From my reading, I understand what makes a good primary key, what a foreign key is and what a candidate key is.
I've read in several different books and sources that:
- A foreign key must point to a candidate key (or primary)
- A foreign key almost always points to a primary key
The authors of the sources always say something along the lines of, "while foreign keys can point at a candidate key (not primary) they seem to".
Are there any examples of why you might choose a candidate key and not the primary key?
Thank you
Primary keys (PKs) have no role in relational theory. (Eg integrity or normalization.) A PK is just some candidate key (CK) that you decided to call "primary". A foreign key (FK) references a CK. When one table has more than one CK and another table references one that just doesn't happen to be the PK you should still declare a FK. A DBMS can use PK declarations for other purposes.

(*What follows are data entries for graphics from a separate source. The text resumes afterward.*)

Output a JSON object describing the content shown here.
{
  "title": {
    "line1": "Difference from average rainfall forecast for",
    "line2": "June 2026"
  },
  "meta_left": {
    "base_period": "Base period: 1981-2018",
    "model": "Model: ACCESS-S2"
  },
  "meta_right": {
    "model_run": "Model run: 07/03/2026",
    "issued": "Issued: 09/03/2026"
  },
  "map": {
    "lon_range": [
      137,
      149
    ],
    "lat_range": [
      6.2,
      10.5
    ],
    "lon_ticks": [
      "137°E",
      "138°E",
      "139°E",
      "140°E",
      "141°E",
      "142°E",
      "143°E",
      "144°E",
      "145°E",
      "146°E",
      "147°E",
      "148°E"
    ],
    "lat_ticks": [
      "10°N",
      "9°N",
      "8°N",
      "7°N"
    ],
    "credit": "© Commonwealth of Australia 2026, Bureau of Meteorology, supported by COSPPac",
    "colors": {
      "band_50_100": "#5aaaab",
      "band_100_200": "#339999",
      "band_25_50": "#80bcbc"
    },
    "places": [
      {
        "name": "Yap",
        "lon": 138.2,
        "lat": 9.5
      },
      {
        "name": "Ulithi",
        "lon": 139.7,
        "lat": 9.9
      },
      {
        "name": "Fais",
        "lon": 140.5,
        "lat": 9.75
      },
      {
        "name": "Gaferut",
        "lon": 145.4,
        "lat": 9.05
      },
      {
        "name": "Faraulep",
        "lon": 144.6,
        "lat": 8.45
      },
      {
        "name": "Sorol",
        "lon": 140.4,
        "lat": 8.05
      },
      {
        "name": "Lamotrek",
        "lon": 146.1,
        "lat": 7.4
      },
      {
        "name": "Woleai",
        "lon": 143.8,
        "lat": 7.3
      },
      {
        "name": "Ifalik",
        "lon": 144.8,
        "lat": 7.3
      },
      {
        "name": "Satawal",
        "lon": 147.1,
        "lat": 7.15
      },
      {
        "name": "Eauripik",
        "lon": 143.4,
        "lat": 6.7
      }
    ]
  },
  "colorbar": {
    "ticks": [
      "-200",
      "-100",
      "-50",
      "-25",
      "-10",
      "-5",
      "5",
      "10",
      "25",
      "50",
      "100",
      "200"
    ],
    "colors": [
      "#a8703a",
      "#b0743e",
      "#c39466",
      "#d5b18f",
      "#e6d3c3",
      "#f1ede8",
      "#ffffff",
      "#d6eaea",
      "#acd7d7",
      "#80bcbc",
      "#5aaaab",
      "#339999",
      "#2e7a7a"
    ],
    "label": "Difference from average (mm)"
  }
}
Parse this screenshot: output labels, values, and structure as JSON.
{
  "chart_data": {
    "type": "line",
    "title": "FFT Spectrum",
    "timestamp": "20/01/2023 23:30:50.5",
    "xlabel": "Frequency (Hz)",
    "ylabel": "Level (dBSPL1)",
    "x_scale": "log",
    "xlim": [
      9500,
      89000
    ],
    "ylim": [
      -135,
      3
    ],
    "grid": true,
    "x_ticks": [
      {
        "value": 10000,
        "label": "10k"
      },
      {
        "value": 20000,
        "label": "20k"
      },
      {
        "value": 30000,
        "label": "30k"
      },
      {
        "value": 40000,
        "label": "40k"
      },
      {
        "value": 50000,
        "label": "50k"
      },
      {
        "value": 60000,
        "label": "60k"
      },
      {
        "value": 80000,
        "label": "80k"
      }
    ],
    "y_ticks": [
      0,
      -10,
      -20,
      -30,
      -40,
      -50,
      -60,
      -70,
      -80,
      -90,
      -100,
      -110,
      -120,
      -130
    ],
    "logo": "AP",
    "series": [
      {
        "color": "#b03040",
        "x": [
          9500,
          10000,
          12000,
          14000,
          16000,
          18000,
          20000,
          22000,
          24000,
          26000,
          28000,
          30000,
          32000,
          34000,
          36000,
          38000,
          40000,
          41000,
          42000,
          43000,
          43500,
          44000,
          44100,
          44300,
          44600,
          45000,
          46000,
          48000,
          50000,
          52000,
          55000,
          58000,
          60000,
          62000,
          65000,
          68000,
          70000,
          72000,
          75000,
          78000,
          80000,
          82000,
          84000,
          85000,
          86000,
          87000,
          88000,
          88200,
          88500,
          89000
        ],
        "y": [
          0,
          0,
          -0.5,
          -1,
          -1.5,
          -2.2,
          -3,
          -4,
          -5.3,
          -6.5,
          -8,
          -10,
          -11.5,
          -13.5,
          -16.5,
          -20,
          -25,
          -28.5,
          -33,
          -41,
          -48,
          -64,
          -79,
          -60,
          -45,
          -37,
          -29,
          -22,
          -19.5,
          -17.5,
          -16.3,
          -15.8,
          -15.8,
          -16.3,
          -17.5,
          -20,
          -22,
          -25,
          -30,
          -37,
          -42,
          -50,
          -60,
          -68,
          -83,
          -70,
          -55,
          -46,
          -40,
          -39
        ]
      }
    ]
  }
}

In SQL a UNIQUE NOT NULL declaration declares a superkey. A CK is a superkey that contains no smaller superkey. An SQL PK declaration declares a UNIQUE NOT NULL constraint, so it actually declares a superkey. And an SQL FK declaration actually declares a foreign superkey: the referencing column list references a column list in a PK or UNIQUE NOT NULL declaration.
A FK or foreign superkey says that the subrow of the source table must appear as a subrow of the referenced table. When that is so & not already a consequence of previous FK declarations, declare a FK.
Eg: A table of chemical elements would reasonably have three CKs: name, symbol and atomic number. Only one can be PK. Yet whenever any of the columns appears in another table FKs should be declared for them. If more than one appear simultaneously referring to the same element, they should form a composite FK. (And FK declarations for each are redundant.)